Pengelolaan Labuh Jangkar di Kepri, Taba Iskandar: Tidak Perlulah Mempersulit Daerah

175
0
Taba Iskandar

Keprisatu.com – Menteri Koordinator bidang Politik, Hukum, dan HAM, Moh Mahfud MD telah menandatangani  Surat Bernomor B 207/DN.00.01/12/2021 tertanggal 20 Desember 2021, tentang kewenangan pengelolaan pelayanan kepelabuhanan di wilayah Provinsi Kepulauan Riau.

Dalam surat tersebut dikatakan, Pemerintah Provinsi Kepulauan Riau diberikan hak dan kewenangan untuk mengelola jasa labuh jangkar/ parkir ruang laut 0-12 mil laut.
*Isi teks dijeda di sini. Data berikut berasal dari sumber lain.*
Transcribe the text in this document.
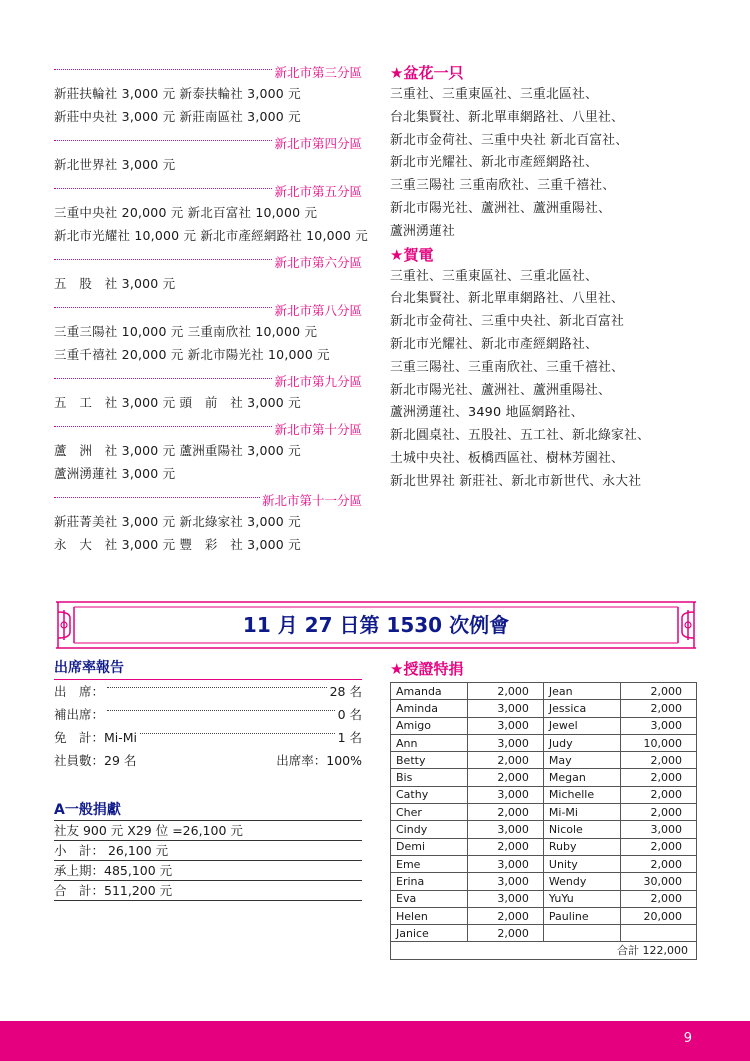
新北市第三分區
新莊扶輪社 3,000 元 新泰扶輪社 3,000 元
新莊中央社 3,000 元 新莊南區社 3,000 元
新北市第四分區
新北世界社 3,000 元
新北市第五分區
三重中央社 20,000 元 新北百富社 10,000 元
新北市光耀社 10,000 元 新北市產經網路社 10,000 元
新北市第六分區
五　股　社 3,000 元
新北市第八分區
三重三陽社 10,000 元 三重南欣社 10,000 元
三重千禧社 20,000 元 新北市陽光社 10,000 元
新北市第九分區
五　工　社 3,000 元 頭　前　社 3,000 元
新北市第十分區
蘆　洲　社 3,000 元 蘆洲重陽社 3,000 元
蘆洲湧蓮社 3,000 元
新北市第十一分區
新莊菁美社 3,000 元 新北綠家社 3,000 元
永　大　社 3,000 元 豐　彩　社 3,000 元
★盆花一只
三重社、三重東區社、三重北區社、
台北集賢社、新北單車網路社、八里社、
新北市金荷社、三重中央社 新北百富社、
新北市光耀社、新北市產經網路社、
三重三陽社 三重南欣社、三重千禧社、
新北市陽光社、蘆洲社、蘆洲重陽社、
蘆洲湧蓮社
★賀電
三重社、三重東區社、三重北區社、
台北集賢社、新北單車網路社、八里社、
新北市金荷社、三重中央社、新北百富社
新北市光耀社、新北市產經網路社、
三重三陽社、三重南欣社、三重千禧社、
新北市陽光社、蘆洲社、蘆洲重陽社、
蘆洲湧蓮社、3490 地區網路社、
新北圓桌社、五股社、五工社、新北綠家社、
土城中央社、板橋西區社、樹林芳園社、
新北世界社 新莊社、新北市新世代、永大社
11 月 27 日第 1530 次例會
出席率報告
出　席：	28 名
補出席：	0 名
免　計：Mi-Mi	1 名
社員數：29 名	出席率：100%
A一般捐獻
社友 900 元 X29 位 =26,100 元
小　計： 26,100 元
承上期：485,100 元
合　計：511,200 元
★授證特捐
Amanda	2,000	Jean	2,000
Aminda	3,000	Jessica	2,000
Amigo	3,000	Jewel	3,000
Ann	3,000	Judy	10,000
Betty	2,000	May	2,000
Bis	2,000	Megan	2,000
Cathy	3,000	Michelle	2,000
Cher	2,000	Mi-Mi	2,000
Cindy	3,000	Nicole	3,000
Demi	2,000	Ruby	2,000
Eme	3,000	Unity	2,000
Erina	3,000	Wendy	30,000
Eva	3,000	YuYu	2,000
Helen	2,000	Pauline	20,000
Janice	2,000		
合計 122,000			
9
BACA JUGA : https://keprisatu.com/kepri-diizinkan-kelola-jasa-labuh-jangkar-oleh-menkopolhukam/

Menanggapi hal tersebut, Wakil Ketua Komisi I DPRD Provinsi Kepulauan Riau (Kepri) H Taba Iskandar meminta Pemerintah Pusat menunjukkan ketaatannya kepada hukum terkait wewenang pengelolaan jasa labuh jangkar di Kepri.

“Dari regulasi sudah sangat kuat. Di Undang-undang 23 Tahun 2014 tercantum dengan jelas kewenangan di wilayah laut provinsi itu 0-12 mil untuk mengelola dan mengeksplorasi kecuali masalah minyak dan gas bumi,” ujar Taba Iskandar,  Rabu (12/01/2022).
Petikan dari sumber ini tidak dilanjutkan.